Promising approaches include the following:
Visual inspection Preliminary results of recent studies have shown that two-thirds of women with early cancer could be identified using a speculum and light source to observe the cervix. A disadvantage to this approach, however, is that it most easily detects invasive cervical cancer, which is costly and difficult (or impossible) to treat.
Aided visual inspection (AVI) Use of a simple magnifying lens to view cervices treated with acetic acid solution to highlight abnormal tissue, alone or in conjunction with back-up cytology, may provide an easier, less costly way to identify high-grade dysplasia/CIS and make simple treatment decisions.
HPV Screening Accumulated data from several decades of work strongly support the view that the primary causal agent of cervical cancer is genital infection with human papillomavirus (HPV). Many of the commonly accepted risk factors for cervical cancer, including history of sexually transmitted diseases (STDs) and history of multiple sex partners (or a partner with multiple sexual partners), are probably indicators of HPV infection.

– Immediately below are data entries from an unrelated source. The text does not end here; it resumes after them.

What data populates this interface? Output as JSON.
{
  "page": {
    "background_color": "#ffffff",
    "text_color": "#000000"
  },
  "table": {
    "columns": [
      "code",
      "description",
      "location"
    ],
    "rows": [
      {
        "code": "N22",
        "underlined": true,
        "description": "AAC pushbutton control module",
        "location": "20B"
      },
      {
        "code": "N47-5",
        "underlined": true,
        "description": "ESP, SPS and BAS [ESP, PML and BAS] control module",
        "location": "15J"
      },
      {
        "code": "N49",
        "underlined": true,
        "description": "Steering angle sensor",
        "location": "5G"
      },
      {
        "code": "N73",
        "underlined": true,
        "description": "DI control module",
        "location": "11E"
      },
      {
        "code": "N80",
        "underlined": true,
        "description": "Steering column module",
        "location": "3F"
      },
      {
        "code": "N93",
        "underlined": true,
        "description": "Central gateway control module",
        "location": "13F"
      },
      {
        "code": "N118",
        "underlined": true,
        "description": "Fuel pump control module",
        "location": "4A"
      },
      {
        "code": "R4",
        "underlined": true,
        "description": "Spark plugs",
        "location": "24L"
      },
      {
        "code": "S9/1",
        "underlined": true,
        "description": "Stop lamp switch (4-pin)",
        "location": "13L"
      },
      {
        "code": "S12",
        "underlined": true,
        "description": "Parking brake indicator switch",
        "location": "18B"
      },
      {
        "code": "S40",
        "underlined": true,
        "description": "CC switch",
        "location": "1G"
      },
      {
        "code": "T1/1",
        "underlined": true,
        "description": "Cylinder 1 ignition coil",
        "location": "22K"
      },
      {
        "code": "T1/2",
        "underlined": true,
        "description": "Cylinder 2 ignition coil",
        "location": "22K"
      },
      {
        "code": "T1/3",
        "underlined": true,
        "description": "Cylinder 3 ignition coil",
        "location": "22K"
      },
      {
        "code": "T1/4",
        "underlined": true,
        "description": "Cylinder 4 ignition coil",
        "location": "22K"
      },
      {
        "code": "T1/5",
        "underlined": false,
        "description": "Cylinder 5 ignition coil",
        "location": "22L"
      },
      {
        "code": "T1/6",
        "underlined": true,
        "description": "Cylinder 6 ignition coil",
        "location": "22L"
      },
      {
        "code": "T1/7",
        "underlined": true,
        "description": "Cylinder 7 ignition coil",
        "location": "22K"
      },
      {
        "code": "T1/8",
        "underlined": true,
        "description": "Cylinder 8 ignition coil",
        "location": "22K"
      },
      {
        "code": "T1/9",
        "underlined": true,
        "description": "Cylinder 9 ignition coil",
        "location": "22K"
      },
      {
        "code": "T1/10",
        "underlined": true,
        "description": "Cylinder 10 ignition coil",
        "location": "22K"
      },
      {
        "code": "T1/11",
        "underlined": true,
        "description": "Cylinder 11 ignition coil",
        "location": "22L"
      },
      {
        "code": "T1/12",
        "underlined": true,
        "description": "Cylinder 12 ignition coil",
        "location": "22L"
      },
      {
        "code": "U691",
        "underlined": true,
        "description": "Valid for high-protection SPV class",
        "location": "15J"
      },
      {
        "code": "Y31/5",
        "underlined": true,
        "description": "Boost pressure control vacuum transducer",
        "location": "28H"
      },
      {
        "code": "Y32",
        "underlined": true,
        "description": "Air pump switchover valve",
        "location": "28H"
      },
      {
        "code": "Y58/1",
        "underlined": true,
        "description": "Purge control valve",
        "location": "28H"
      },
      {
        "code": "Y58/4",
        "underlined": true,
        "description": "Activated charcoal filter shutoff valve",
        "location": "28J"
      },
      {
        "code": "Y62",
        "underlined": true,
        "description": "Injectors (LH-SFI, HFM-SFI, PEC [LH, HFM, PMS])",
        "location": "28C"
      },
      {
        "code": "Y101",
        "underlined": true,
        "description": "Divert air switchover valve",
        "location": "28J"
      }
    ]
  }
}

Cytology and diagnostic services could be focused on women positive for the HPV types strongly associated with cancer development. Although an inexpensive, accurate HPV test appropriate for low-resource settings is not yet available, research on various tests is ongoing and HPV screening could become a viable option within the next several years.
These or other screening approaches, however, will be of value only if women who are found to have cancer have access to treatment. Of the treatment options available, cryotherapy and loop excision will be of particular interest for use in low-resource settings due to their relatively low cost and simplicity. With cryotherapy, abnormal cells are destroyed by freezing the affected area, most commonly with liquid nitrogen or carbon dioxide. Loop excision involves removing the diseased tissue with a sustained electrical spark.
RECOMMENDED APPROACHES
Policy makers need to be aware of the problem of cervical cancer in their countries and about how feasible, public health-oriented approaches to prevention can reduce incidence and mortality. In general:
In low-income countries where resources are extremely limited, efforts to improve family planning, maternity care, and STD management will likely have higher priority. As those basic services become stronger, research and pilot projects can be initiated to test feasible cervical cancer screening and treatment approaches.
In lower-middle-income countries, efforts should focus on establishment of limited screening/treatment programs that reach women at least once between the ages of 35 and 40.
In middle/upper-middle-income countries, programs should aim to expand available screening and treatment services, with the ultimate goal of screening all women aged 30 and over every 3-5 years.
Prepared by Anne Tinker, based on "Cervical Cancer in Developing Countries: A Situation Analysis."